In January, the MCP launched MCP apps. This opened up some interesting use cases and gave us a surface to solve more of our users' problems. It looked like a big opportunity at first, but after some discovery there were a few cons:

  • Another surface to maintain.
  • Doesn't work for all clients.
  • UX and UI restrictions imposed by the frontier models.

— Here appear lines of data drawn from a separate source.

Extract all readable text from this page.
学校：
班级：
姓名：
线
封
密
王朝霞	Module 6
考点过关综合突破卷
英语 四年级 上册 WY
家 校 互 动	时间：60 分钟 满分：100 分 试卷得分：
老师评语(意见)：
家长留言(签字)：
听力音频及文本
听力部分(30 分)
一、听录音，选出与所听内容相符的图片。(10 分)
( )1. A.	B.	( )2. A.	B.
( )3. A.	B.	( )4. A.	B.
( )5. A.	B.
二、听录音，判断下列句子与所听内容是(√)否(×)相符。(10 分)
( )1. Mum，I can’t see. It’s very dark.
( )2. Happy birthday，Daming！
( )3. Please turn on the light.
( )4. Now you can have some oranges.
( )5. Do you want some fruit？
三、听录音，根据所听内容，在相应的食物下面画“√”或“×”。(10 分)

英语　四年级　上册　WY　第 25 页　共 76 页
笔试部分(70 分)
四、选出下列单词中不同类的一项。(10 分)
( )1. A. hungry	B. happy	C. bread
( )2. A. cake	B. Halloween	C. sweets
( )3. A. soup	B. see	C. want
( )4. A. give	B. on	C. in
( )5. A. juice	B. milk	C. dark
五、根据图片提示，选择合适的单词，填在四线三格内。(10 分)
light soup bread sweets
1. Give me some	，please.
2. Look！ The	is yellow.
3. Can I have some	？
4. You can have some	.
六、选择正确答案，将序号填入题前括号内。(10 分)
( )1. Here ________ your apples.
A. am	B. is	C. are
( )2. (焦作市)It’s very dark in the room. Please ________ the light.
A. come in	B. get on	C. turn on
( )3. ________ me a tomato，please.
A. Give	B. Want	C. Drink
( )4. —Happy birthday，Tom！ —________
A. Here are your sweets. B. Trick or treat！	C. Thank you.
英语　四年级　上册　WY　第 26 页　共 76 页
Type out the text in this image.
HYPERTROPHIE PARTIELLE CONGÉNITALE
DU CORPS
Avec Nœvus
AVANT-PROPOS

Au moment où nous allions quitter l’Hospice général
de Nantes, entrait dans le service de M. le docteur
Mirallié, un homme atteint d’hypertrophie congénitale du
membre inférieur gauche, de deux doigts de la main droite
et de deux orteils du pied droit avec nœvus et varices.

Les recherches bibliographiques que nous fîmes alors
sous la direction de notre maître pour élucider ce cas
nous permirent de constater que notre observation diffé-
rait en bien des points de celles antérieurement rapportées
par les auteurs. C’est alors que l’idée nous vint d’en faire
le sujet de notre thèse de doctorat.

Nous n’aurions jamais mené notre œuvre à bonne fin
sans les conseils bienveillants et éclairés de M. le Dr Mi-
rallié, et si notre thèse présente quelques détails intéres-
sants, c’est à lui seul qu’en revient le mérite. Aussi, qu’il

We decided to treat MCP apps as a bonus for the clients that could ingest them. We still needed a text-relay fallback that would work with any agent, though.

text-relay.txt

Datasets to sync - pick ONE ecosystem (Core, USA, or Kids); they're not compatible.
Reply "select USA", "toggle <name>", "expand <name>", or "clear".

├ (~) ▼ GWI Core
│  └ [~] ▼ GWI Syndicated
│     ├ [x]   GWI Core Plus
│     ├ [~] ▶ GWI Pulse          [13]
│     ├ [x]   GWI Alcohol
│     ├ [x]   GWI Automotive
│     ├ [x]   GWI Consumer Tech
│     ├ [x]   GWI Gaming
│     ├ [x]   GWI Luxury
│     ├ [x]   GWI Moments
│     ├ [x]   GWI Sports
│     ├ [x]   GWI Travel
│     └ [x]   GWI Work
├ ( ) ▶ GWI USA
└ ( ) ▶ GWI Kids

(•) active ecosystem  ( ) inactive  (~) active, partial
[x] selected   [ ] not selected   [~] partial
▼ open   ▶ closed

Using Cursor, I built a prototype MCP app wired directly to Claude. That gave us something real to demonstrate to the business, and a foundation of ideas to build on.

What Shipped

One MCP app, three tools, and their instructions all shipped across four months. Users could now query GWI data using every object they'd built on the platform.

What I took from it

The interesting part of this project was never the UI. It was designing a set of rules a probabilistic model would follow, on a surface I couldn't fully see, for data with constraints the user should never have to think about. The apps are the visible five percent. The other ninety-five is the tool design, the state model, and the flows that keep a valid answer the path of least resistance.